The US National Renewable Energy Laboratory (NREL) has released a new report exploring the opportunities for reducing solar PV ‘soft costs’ by 2020. The report has been funded by the Department of Energy’s Sunshot Initiative and builds off NREL’s ongoing soft-cost benchmarking analysis, charting a path to achieve SunShot soft-cost targets of $0.65/W for residential systems and $0.44/W for commercial systems by 2020.
Non-hardware costs, also known as ‘soft’, balance of system or business process costs, include permitting, inspection, interconnection, overhead, installation labor, customer acquisition, and financing. They represent the majority of costs for residential solar, accounting for more than 50 percent of total installed residential solar costs and also represent a large minority of costs for commercial PV projects according to RMI’s programme director, Jon Creyts.
“Regardless of the specific path taken to achieve the SunShot targets, the concerted efforts of numerous photovoltaic (PV) market stakeholders will be required” said NREL’s Solar Technology Markets and Policy Analyst Kristen Ardani. “This report illustrates how the required participation of each type varies substantially by soft-cost-reduction category while noting that roles and responsibilities will be complementary and evolve over time.”
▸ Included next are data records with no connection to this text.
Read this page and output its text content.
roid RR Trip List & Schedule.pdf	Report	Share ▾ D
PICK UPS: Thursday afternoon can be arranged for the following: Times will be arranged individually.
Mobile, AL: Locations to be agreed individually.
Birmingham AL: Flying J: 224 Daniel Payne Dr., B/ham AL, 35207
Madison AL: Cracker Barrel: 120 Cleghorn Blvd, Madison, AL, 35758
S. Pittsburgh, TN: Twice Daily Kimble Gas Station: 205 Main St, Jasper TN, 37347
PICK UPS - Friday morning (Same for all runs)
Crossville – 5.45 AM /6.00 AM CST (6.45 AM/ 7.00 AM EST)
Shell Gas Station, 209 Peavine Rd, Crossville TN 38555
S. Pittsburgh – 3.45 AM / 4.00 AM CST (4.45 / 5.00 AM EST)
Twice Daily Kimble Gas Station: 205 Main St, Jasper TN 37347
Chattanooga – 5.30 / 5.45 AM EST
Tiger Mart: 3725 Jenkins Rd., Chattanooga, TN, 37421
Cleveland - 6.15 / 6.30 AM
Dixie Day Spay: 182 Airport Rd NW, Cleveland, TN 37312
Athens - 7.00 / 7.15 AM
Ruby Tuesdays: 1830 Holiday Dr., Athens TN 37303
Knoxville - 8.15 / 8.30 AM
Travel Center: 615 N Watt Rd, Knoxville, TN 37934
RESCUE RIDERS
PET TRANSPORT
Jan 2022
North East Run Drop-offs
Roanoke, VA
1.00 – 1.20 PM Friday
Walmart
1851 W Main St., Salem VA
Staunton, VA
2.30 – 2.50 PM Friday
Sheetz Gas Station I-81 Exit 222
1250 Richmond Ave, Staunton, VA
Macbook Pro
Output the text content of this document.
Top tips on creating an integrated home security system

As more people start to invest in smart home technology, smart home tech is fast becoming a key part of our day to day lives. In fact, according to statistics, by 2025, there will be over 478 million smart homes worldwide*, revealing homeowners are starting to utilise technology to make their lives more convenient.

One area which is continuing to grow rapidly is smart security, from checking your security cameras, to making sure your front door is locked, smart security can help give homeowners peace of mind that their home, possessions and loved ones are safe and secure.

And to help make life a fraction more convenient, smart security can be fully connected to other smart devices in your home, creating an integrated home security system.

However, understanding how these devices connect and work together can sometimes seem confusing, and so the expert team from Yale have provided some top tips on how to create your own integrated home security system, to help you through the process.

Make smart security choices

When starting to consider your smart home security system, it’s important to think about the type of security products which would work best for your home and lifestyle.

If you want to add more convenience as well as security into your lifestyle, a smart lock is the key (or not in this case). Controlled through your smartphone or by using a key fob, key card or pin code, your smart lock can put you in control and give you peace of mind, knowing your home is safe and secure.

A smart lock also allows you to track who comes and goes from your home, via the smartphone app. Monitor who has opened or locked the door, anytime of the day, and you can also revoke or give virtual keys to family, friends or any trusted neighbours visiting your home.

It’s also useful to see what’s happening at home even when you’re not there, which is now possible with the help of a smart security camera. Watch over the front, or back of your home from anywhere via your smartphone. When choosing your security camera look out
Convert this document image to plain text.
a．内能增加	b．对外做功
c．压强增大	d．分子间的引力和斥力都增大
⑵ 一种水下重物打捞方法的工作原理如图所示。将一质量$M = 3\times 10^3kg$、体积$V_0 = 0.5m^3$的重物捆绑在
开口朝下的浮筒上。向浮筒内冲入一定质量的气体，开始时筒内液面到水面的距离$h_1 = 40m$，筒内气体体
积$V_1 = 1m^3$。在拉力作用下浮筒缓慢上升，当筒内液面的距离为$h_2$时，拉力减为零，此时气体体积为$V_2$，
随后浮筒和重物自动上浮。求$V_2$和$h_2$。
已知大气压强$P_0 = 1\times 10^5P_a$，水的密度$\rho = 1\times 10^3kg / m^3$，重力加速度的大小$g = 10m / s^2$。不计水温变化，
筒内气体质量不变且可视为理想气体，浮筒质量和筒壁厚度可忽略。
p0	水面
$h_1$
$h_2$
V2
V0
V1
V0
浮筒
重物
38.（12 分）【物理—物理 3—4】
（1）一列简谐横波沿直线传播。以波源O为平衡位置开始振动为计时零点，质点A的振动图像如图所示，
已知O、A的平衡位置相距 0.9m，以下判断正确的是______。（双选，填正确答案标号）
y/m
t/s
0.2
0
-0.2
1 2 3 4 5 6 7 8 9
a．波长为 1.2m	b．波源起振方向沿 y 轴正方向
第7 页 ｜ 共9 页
The report sets out strategies for overcoming market barriers and decreasing costs across four key areas, notably customer acquisition; permitting, inspection and interconnection; installation labour; and financing. It also presents proven methodologies adapted from the semiconductor and silicon PV industries, offering comprehensive findings from market analysis and interviews with solar industry soft-cost experts. Customers can reduce acquisition expenditures, for example, by using software tools to reduce time spent on site, designing templates to reduce system design costs and leveraging consumer-targeting strategies in order to increase the number of leads generated.
The report is the first in a series of publications that will explore this issue in detail while also quantifying the impact of innovation, with future reports looking at soft cost benchmarks and cost reduction strategies.